Response speed is fast. Notably faster than GPT-4. For quick questions where I just need a factual answer, the speed is appreciated.
The coding test
I ran Grok through my standard coding evaluation: generate a function, debug an error, explain complex code, write tests, and refactor a messy component. The results were mixed.
For simple function generation, Grok is competent. It produced working Python and JavaScript code for straightforward tasks. But as soon as complexity increased, the quality dropped. A medium-difficulty algorithm problem (implementing a trie with autocomplete) had two bugs that would have caused runtime errors. GPT-4 and Claude both handled the same prompt correctly on the first try.
Debugging was Grok's weakest area. When I pasted code with a bug and asked for help, it identified the general area of the problem but suggested fixes that introduced new issues. It felt like getting help from a junior developer who understands the concept but misses the details.
Code explanation was decent. Grok can read code and explain what it does at a high level. It struggles with nuanced explanations of why code is written a certain way, the architectural reasoning behind design decisions.
General knowledge and reasoning
Grok's general knowledge is solid but not exceptional. It handles most factual questions well, answers science and history questions accurately, and can summarize topics effectively. Where it falls short is in complex, multi-step reasoning. When I gave it logic puzzles or asked it to evaluate tradeoffs in a technical decision, the responses were more surface-level than what I get from Claude or GPT-4.
The uncensored angle is overstated. Yes, Grok will engage with edgy humor and controversial topics more freely. But for professional use, this isn't particularly valuable. I don't need my AI assistant to tell edgy jokes. I need it to write correct code and give good technical advice.
Where it ranks
In my personal ranking for coding and technical work: Claude first, GPT-4 second, Gemini third, Grok fourth. This isn't a huge gap between third and fourth, but it's there. Grok is maybe where GPT-3.5 was six months ago: useful for simple tasks, unreliable for anything complex.

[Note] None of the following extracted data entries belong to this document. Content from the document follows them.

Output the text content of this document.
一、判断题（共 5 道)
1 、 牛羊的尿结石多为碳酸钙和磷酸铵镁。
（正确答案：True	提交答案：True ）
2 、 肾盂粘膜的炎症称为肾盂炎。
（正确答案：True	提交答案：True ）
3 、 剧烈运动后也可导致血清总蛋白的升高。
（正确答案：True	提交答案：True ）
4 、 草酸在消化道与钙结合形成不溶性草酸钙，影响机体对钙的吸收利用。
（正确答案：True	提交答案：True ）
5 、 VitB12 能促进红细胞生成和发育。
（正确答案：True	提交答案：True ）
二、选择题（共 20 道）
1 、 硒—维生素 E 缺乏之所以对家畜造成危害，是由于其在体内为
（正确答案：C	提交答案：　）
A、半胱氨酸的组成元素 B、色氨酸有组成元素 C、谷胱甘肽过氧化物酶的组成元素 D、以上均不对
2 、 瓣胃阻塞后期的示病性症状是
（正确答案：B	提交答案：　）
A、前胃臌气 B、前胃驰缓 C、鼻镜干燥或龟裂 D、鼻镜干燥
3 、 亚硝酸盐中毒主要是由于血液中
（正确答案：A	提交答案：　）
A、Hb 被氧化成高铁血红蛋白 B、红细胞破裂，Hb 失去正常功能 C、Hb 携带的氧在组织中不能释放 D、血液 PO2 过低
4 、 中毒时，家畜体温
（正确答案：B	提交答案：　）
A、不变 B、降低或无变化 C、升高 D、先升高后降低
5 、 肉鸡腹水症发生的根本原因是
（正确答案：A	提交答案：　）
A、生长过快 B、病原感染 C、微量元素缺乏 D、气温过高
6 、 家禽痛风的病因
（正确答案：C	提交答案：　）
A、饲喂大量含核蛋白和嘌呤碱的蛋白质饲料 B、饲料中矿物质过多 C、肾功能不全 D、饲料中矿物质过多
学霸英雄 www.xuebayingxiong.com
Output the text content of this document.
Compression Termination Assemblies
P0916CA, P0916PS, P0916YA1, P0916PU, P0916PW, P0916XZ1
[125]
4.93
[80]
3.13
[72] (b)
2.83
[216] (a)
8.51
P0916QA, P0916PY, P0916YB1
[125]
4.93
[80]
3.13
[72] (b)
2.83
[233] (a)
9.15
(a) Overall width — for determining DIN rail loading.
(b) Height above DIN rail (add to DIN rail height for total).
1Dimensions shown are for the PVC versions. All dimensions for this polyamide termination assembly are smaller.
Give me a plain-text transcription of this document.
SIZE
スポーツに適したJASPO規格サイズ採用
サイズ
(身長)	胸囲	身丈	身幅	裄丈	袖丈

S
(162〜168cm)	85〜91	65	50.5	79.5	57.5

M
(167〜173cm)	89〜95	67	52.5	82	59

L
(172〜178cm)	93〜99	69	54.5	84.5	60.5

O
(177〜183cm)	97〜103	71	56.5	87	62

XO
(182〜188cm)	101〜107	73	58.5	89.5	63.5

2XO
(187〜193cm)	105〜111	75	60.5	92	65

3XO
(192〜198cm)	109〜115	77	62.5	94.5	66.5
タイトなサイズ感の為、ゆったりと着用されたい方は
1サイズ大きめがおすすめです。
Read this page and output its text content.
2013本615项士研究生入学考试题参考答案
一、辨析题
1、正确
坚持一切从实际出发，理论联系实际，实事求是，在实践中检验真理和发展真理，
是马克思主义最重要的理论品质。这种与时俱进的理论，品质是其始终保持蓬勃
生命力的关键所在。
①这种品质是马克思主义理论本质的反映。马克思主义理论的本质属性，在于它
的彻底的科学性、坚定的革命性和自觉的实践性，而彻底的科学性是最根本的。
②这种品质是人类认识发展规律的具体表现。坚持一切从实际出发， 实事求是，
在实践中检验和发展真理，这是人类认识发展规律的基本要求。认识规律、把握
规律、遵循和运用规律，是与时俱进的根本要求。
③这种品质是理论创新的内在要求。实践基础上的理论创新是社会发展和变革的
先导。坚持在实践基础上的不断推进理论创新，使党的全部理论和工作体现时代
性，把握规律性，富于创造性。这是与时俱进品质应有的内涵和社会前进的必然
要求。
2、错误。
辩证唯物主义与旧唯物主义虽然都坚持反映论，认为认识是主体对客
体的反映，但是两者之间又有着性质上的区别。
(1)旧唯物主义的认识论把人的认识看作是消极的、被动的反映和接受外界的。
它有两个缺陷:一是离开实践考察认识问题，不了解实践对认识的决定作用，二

For casual/conversational use, Grok moves up the ranking. It's more entertaining than the alternatives, and the real-time X integration adds genuine utility for staying current on tech discussions.
Should you pay for it?
If you already have X Premium+ for other reasons, Grok is a nice bonus. If you'd be subscribing specifically for the AI, your money is better spent on Claude Pro or ChatGPT Plus. The model quality gap is too wide for Grok to be your primary coding assistant.
I'll keep checking back on Grok. xAI has the funding and talent to improve rapidly, and Grok 2 might close the gap significantly. Competition in the AI space benefits everyone. But right now, in March 2024, Grok is a fun novelty that doesn't replace the tools I depend on for real work.